1. The paper is full of launguage problems. Grammer, flow/coherense, tense, redundency, Acronyms (undefined, redundently defined, ...), etc...problems has to be resolved. Language editor is mandatory
2. The research gap is not convincing - MR sorting, ranking, accepting/rejecting is already done by many researchers using many machine learning techniques.
You have proved this by the statement "Most research focuses on sorting, severity, priority, or accept/reject MR". If this is the case where is your contribution.
Solely Combining the three tasks into one research doesn't suffice as a journal paper.
3. Some concepts are not explained sufficiently. For instance at line 118, "...and the kappa was 63%...". novice readers deserve to know what is kappa and what it measures
4. Literature Review - explains what has been done in the relation to the research in question. But the drawback of the literature is not explained. That could have been helpfull to
show research group.
5. Some part of the paper containes unnecessary details. For instance, line 249 to 255 explains search for the data. It suffices to tell just what data you used and where you got.
6. Some citations are followed by paper [x]. I don't think this is good practice
7. "Additionally, it was reviewed by my supervisor". The paper has to be also reviewed by your supervisor. Such statements wouldn't have been appeared.
8. Present the demography of subjects in terms of tables
It is good.
no comment
1. The write-up of the paper needs improvement
2. The research gap or contribution is not obvious. The authors need to elucidate it.
- It seems that the most recent version of the ISO/IEC/IEEE article was not reviewed, which defines 6 types of maintenance: Corrective, Preventive, Adaptive, Additive, Perfective and Emergency maintenance. The inclusion of the above can significantly improve the categories used, which are somewhat stilted (see Table 1). It is suggested to include a justification for the exclusion of the above.
IEEE standard, ISO/IEC/IEEE 14764, IEEE Std. 14764:2022, Software Engineering — Software Life Cycle Processes — Maintenance, third ed: 2022 01, 39p.
- In general, the figures and tables are adequate, except for the decision trees in Figures 19, 20 and 21, which are not distinguishable and are very relevant to the article.
- There are irrelevant figures such as Figures 16, 17, 18 and 22 (just mention the attached files).

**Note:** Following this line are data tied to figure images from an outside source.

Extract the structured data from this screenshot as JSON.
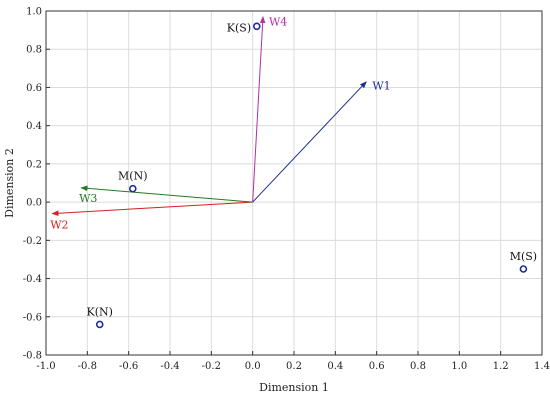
{
  "chart_data": {
    "type": "biplot",
    "xlabel": "Dimension 1",
    "ylabel": "Dimension 2",
    "xlim": [
      -1.0,
      1.4
    ],
    "ylim": [
      -0.8,
      1.0
    ],
    "x_ticks": [
      "-1.0",
      "-0.8",
      "-0.6",
      "-0.4",
      "-0.2",
      "0.0",
      "0.2",
      "0.4",
      "0.6",
      "0.8",
      "1.0",
      "1.2",
      "1.4"
    ],
    "y_ticks": [
      "1.0",
      "0.8",
      "0.6",
      "0.4",
      "0.2",
      "0.0",
      "-0.2",
      "-0.4",
      "-0.6",
      "-0.8"
    ],
    "grid": true,
    "points": [
      {
        "label": "K(S)",
        "x": 0.02,
        "y": 0.92,
        "color": "#1f2f9a"
      },
      {
        "label": "M(N)",
        "x": -0.58,
        "y": 0.07,
        "color": "#1f2f9a"
      },
      {
        "label": "M(S)",
        "x": 1.31,
        "y": -0.35,
        "color": "#1f2f9a"
      },
      {
        "label": "K(N)",
        "x": -0.74,
        "y": -0.64,
        "color": "#1f2f9a"
      }
    ],
    "vectors": [
      {
        "label": "W1",
        "x": 0.55,
        "y": 0.63,
        "color": "#1c2e8f"
      },
      {
        "label": "W2",
        "x": -0.97,
        "y": -0.06,
        "color": "#d42020"
      },
      {
        "label": "W3",
        "x": -0.83,
        "y": 0.075,
        "color": "#237a23"
      },
      {
        "label": "W4",
        "x": 0.05,
        "y": 0.97,
        "color": "#b22fa6"
      }
    ]
  }
}
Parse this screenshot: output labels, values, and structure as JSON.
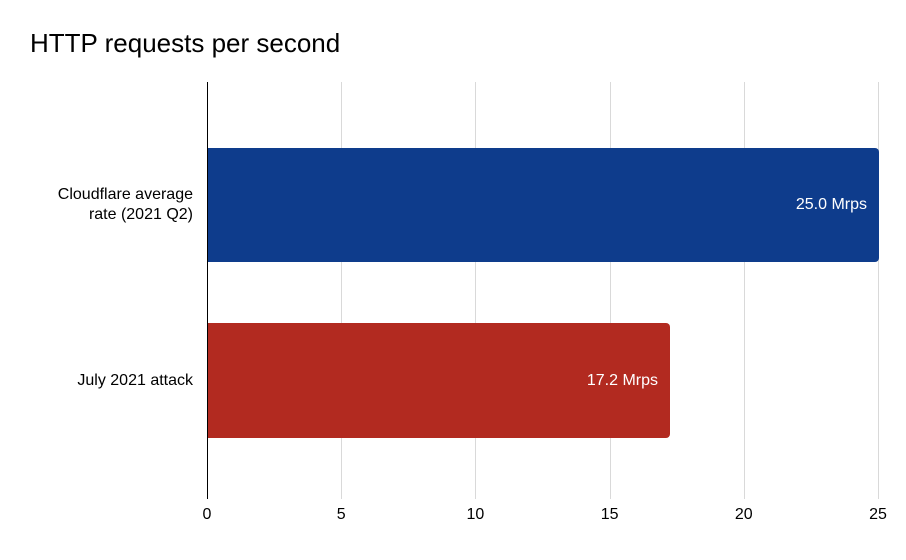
{
  "chart_data": {
    "type": "bar",
    "orientation": "horizontal",
    "title": "HTTP requests per second",
    "categories": [
      "Cloudflare average rate (2021 Q2)",
      "July 2021 attack"
    ],
    "category_lines": [
      [
        "Cloudflare average",
        "rate (2021 Q2)"
      ],
      [
        "July 2021 attack"
      ]
    ],
    "values": [
      25.0,
      17.2
    ],
    "value_labels": [
      "25.0 Mrps",
      "17.2 Mrps"
    ],
    "unit": "Mrps",
    "bar_colors": [
      "#0e3c8c",
      "#b22a20"
    ],
    "x_ticks": [
      0,
      5,
      10,
      15,
      20,
      25
    ],
    "xlim": [
      0,
      25
    ],
    "xlabel": "",
    "ylabel": "",
    "grid": true,
    "legend_position": "none",
    "gridline_color": "#d9d9d9",
    "axis_line_color": "#000000",
    "value_label_color": "#ffffff",
    "text_color": "#000000",
    "background_color": "#ffffff"
  }
}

- While the answer to the research question is somewhat obvious, given the type of binary answer, the knowledge gap is adequately justified.

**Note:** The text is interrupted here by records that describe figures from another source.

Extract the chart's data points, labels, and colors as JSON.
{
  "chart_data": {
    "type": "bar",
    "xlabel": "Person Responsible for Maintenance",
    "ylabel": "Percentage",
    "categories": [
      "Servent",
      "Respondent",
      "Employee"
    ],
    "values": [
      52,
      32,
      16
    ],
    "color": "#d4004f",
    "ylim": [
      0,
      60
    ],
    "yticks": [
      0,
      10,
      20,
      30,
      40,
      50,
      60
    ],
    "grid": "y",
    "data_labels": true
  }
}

- Clarify whether any of the datasets used had data from mobile applications. The nature of the problems of a traditional software is different from a mobile one. If the datasets did not contain mobile data, detail how the above is mitigated.
- The method is described in a very detailed manner which is appreciated, which increases the degree of replicability of the whole process. However, the reference [29], on which the method is based, corresponds to an inappropriate article that describes methodological aspects in a very generic way, which weakens the rest. It is suggested to review and select one of the following:
◦ [1] C. Wohlin, P. Runeson, M. Höst, M. C. Ohlsson, B. Regnell, y A. Wesslén, Experimentation in software engineering, 1.a ed. Springer Science & Business Media, 2012. [En línea]. Disponible en: https://doi.org/10.1007/978-3-642-29044-2
◦ [2] M. Felderer y G. H. Travassos, Eds., Contemporary Empirical Methods in Software Engineering. Cham: Springer International Publishing, 2020. doi: 10.1007/978-3-030-32489-6.

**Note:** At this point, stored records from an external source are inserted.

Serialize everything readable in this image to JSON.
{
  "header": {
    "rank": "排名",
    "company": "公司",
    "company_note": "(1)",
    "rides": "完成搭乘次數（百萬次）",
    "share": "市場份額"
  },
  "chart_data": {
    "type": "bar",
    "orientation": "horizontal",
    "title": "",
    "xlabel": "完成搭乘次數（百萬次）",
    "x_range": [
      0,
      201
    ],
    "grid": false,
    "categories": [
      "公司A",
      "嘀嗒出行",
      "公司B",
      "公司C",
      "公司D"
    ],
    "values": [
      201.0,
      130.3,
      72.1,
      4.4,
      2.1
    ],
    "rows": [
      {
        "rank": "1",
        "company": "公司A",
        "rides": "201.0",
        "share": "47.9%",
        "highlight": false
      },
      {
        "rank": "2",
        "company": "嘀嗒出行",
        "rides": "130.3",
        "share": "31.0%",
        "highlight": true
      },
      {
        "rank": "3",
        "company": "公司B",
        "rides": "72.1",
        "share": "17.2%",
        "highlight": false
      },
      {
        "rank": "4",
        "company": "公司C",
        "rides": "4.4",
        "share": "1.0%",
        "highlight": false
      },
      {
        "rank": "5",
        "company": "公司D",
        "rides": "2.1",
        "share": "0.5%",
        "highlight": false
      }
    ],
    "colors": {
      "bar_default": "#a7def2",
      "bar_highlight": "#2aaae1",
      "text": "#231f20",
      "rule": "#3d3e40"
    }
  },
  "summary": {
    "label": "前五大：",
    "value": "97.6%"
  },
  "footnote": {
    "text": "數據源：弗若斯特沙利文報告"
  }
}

◦ [3] T. Menzies, L. Williams, y T. Zimmermann, Perspectives on data science for software engineering. Morgan Kaufmann, 2016.
no comment
- It raises a problem that is real in the operation of systems, particularly legacy systems, and requires automation.
- Review the accuracy of the paragraph from lines 335 to 228 and the references therein. There appear to be inconsistencies with what the references indicate or is there a problem with the wording?